You are no longer the same person as before when you leave an exhibition in this way. Something has changed in our way of being and seeing. The world seems uglier and its ugliness stands out in the light of the beauties and delicacies we have just seen, but there is no pessimism worthy because what we have seen is not a miracle but a human fact, works built with our hands and a intellectual claim that can be achieved with the combative spirit with which the inspired gave themselves up to their task, something affordable and without mystery, within the reach of anyone who, like them, works after their inspiration and is not satisfied with it, further enriching it with details and shapes that reinforce and innovate it.
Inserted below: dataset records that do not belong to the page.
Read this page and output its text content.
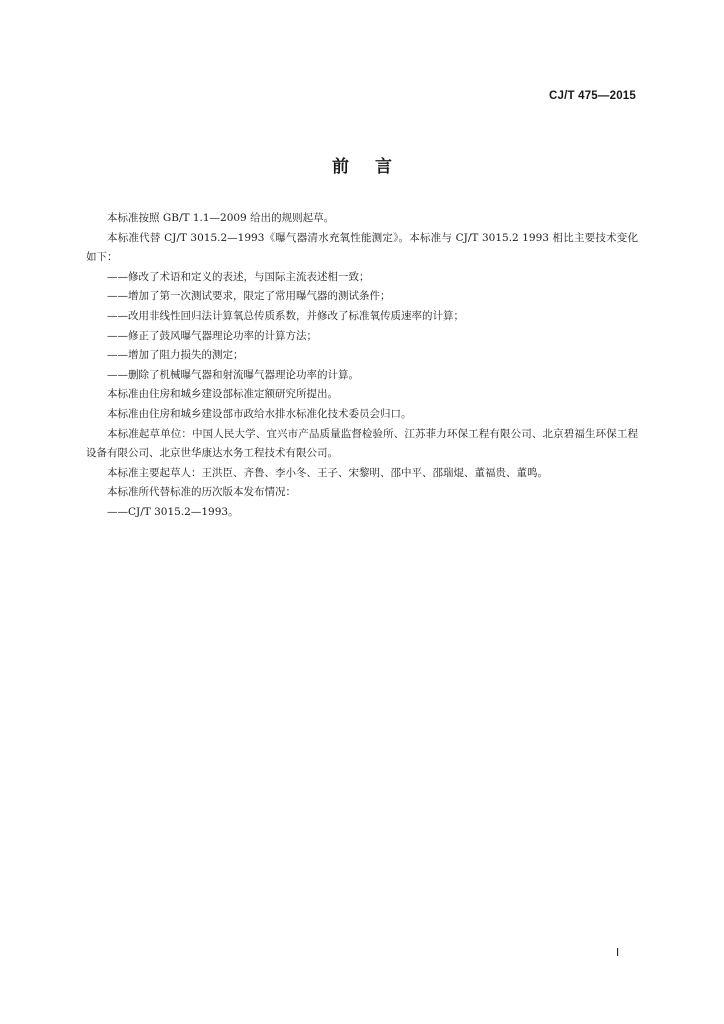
CJ/T 475—2015
前言

本标准按照 GB/T 1.1—2009 给出的规则起草。

本标准代替 CJ/T 3015.2—1993《曝气器清水充氧性能测定》。本标准与 CJ/T 3015.2 1993 相比主要技术变化如下：

——修改了术语和定义的表述，与国际主流表述相一致；

——增加了第一次测试要求，限定了常用曝气器的测试条件；

——改用非线性回归法计算氧总传质系数，并修改了标准氧传质速率的计算；

——修正了鼓风曝气器理论功率的计算方法；

——增加了阻力损失的测定；

——删除了机械曝气器和射流曝气器理论功率的计算。

本标准由住房和城乡建设部标准定额研究所提出。

本标准由住房和城乡建设部市政给水排水标准化技术委员会归口。

本标准起草单位：中国人民大学、宜兴市产品质量监督检验所、江苏菲力环保工程有限公司、北京碧福生环保工程设备有限公司、北京世华康达水务工程技术有限公司。

本标准主要起草人：王洪臣、齐鲁、李小冬、王子、宋黎明、邵中平、邵瑞焜、董福贵、董鸣。

本标准所代替标准的历次版本发布情况：

——CJ/T 3015.2—1993。

Ⅰ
A few times I have been so impressed by an exhibition like the one currently on display at the Prado: Mythological Passions. Certainly because in these times, despite our optimism about what we thought science triumphed over the natural world, we have seen how vulnerable we are, how precarious life remains and the immensity of art and culture. lights and shadows of which they are made. I’m sure I’m not optimistic when I say that the best emulsion to protect ourselves from the terror we feel when we see so many unforeseen deaths and the struggle of health workers and doctors to save those lives is better than all remedies is walking, museum like the Prado and discovering why certain paintings are a hymn to immortality, to survival in the midst of horror.